Implementation of the Generative Adversarial Localization of Audio Regions of Interest (ROI) using a learned sinusoid representation.
UPDATE (11/1/2019): We have now added validation samples from our experiments on CLO-43SD dataset from Birdvox. The dataset consists of 43 different species of North American woodwarblers in from of ROIs. Total number of ROIs were 5,428 which were processed later to 1 sec by adding padding and noise, as input to the Generative localizer.

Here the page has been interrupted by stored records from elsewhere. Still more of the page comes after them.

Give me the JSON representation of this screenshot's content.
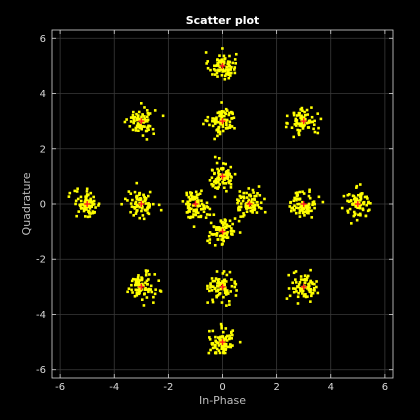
{
  "chart_data": {
    "type": "scatter",
    "title": "Scatter plot",
    "xlabel": "In-Phase",
    "ylabel": "Quadrature",
    "xlim": [
      -6.3,
      6.3
    ],
    "ylim": [
      -6.3,
      6.3
    ],
    "xticks": [
      -6,
      -4,
      -2,
      0,
      2,
      4,
      6
    ],
    "yticks": [
      -6,
      -4,
      -2,
      0,
      2,
      4,
      6
    ],
    "grid": true,
    "colors": {
      "background": "#000000",
      "axis": "#d8d8d8",
      "grid": "#3a3a3a",
      "received": "#ffff00",
      "reference": "#ff2020"
    },
    "constellation": [
      {
        "x": 0,
        "y": 5
      },
      {
        "x": -3,
        "y": 3
      },
      {
        "x": 0,
        "y": 3
      },
      {
        "x": 3,
        "y": 3
      },
      {
        "x": 0,
        "y": 1
      },
      {
        "x": -5,
        "y": 0
      },
      {
        "x": -3,
        "y": 0
      },
      {
        "x": -1,
        "y": 0
      },
      {
        "x": 1,
        "y": 0
      },
      {
        "x": 3,
        "y": 0
      },
      {
        "x": 5,
        "y": 0
      },
      {
        "x": 0,
        "y": -1
      },
      {
        "x": -3,
        "y": -3
      },
      {
        "x": 0,
        "y": -3
      },
      {
        "x": 3,
        "y": -3
      },
      {
        "x": 0,
        "y": -5
      }
    ],
    "cluster_spread": 0.25,
    "points_per_cluster": 80
  }
}
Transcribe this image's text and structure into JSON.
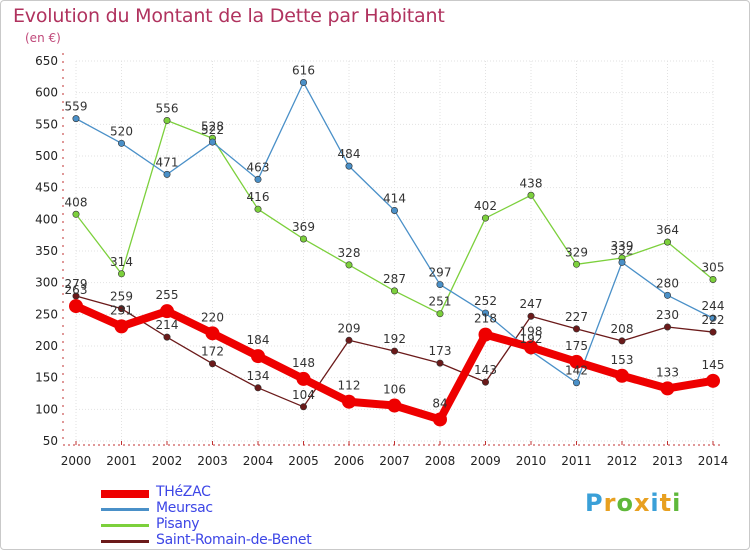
{
  "header": {
    "title": "Evolution du Montant de la Dette par Habitant",
    "unit": "(en €)"
  },
  "logo": {
    "text": "Proxiti"
  },
  "chart_data": {
    "type": "line",
    "title": "Evolution du Montant de la Dette par Habitant",
    "subtitle": "(en €)",
    "x": [
      "2000",
      "2001",
      "2002",
      "2003",
      "2004",
      "2005",
      "2006",
      "2007",
      "2008",
      "2009",
      "2010",
      "2011",
      "2012",
      "2013",
      "2014"
    ],
    "ylim": [
      50,
      650
    ],
    "yticks": [
      50,
      100,
      150,
      200,
      250,
      300,
      350,
      400,
      450,
      500,
      550,
      600,
      650
    ],
    "grid": true,
    "legend_position": "bottom-left",
    "series": [
      {
        "name": "THéZAC",
        "color": "#ee0000",
        "values": [
          263,
          231,
          255,
          220,
          184,
          148,
          112,
          106,
          84,
          218,
          198,
          175,
          153,
          133,
          145
        ]
      },
      {
        "name": "Meursac",
        "color": "#4a90c8",
        "values": [
          559,
          520,
          471,
          522,
          463,
          616,
          484,
          414,
          297,
          252,
          192,
          142,
          332,
          280,
          244
        ]
      },
      {
        "name": "Pisany",
        "color": "#7cd03c",
        "values": [
          408,
          314,
          556,
          528,
          416,
          369,
          328,
          287,
          251,
          402,
          438,
          329,
          339,
          364,
          305
        ]
      },
      {
        "name": "Saint-Romain-de-Benet",
        "color": "#6b1a1a",
        "values": [
          279,
          259,
          214,
          172,
          134,
          104,
          209,
          192,
          173,
          143,
          247,
          227,
          208,
          230,
          222
        ]
      }
    ]
  }
}
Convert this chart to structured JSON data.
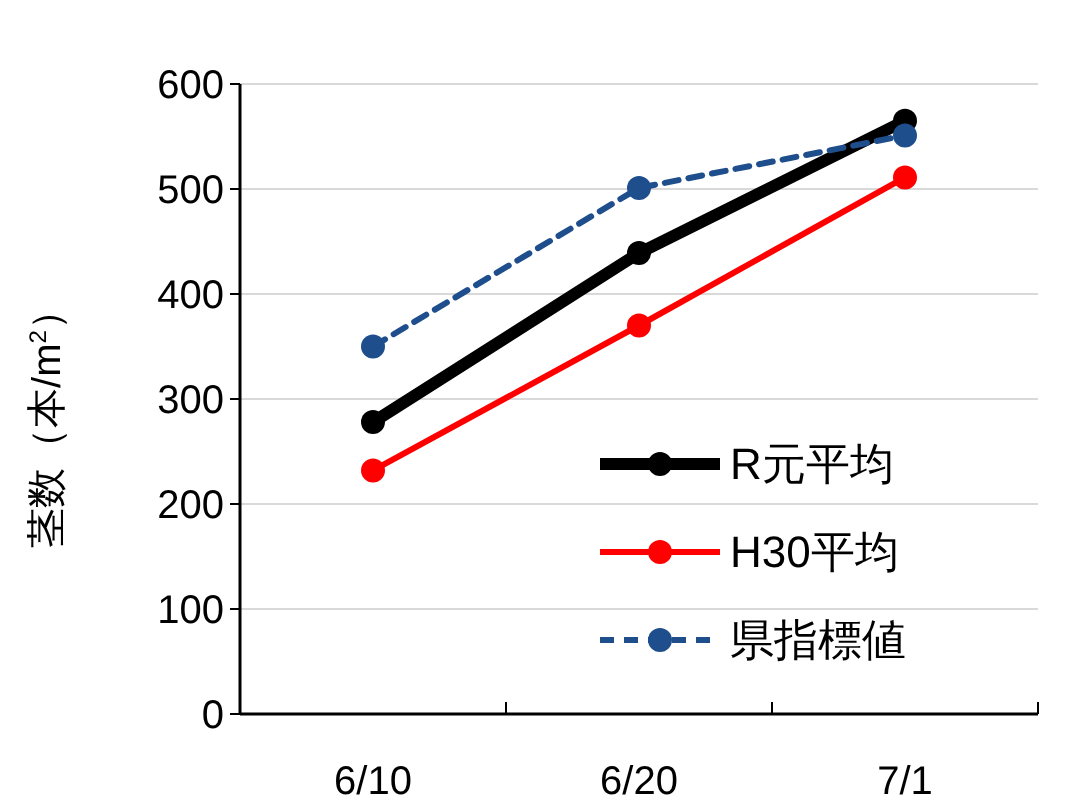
{
  "chart_data": {
    "type": "line",
    "ylabel": "茎数（本/m$^{2}$）",
    "categories": [
      "6/10",
      "6/20",
      "7/1"
    ],
    "series": [
      {
        "name": "R元平均",
        "color": "#000000",
        "values": [
          278,
          439,
          565
        ],
        "line_style": "solid"
      },
      {
        "name": "H30平均",
        "color": "#ff0000",
        "values": [
          232,
          370,
          511
        ],
        "line_style": "solid"
      },
      {
        "name": "県指標値",
        "color": "#1f4e8c",
        "values": [
          350,
          501,
          551
        ],
        "line_style": "dashed"
      }
    ],
    "ylim": [
      0,
      600
    ],
    "yticks": [
      0,
      100,
      200,
      300,
      400,
      500,
      600
    ],
    "grid": "y",
    "legend": "bottom right",
    "marker": "circle"
  }
}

The results reflect the Generative localizer's capacity to localize variable length events which are also very short (0.1 sec to 0.3 sec). In our intital experiments with very noisy samples, we got over 90% accuracy in localizing the ROI with under 1% of False positives.
Validation set results at 36th Epoch. Dotted - Ground Truth. Solid Pink - Predicted Sinusoid.
The input can be a 3-second audio sampled at 16000 Hz. For demonstration purposes, the ROI here is a 1 or two 1-second audio features next to each other, which can be an instrument or an uttered digit.
These samples reflect the validation audio set performance. The generated training samples are much crisper; Not included here.
Overlaying the signals to aid visual comparison.
Example of a sub-optimal and conservative prediction:
This approximation can successfully map the ROI on the validation, from the start and stop points for over 98% of the ROIs (989/1000) for the Nsynth instrument dataset and (840/1000) for the SC-09 dataset.
We are releasing a Jupyter-Notebook which includes the TensorFlow implementation. Might soon include the .html of notebook for listening to the audio, to judge the noisiness of the input audio.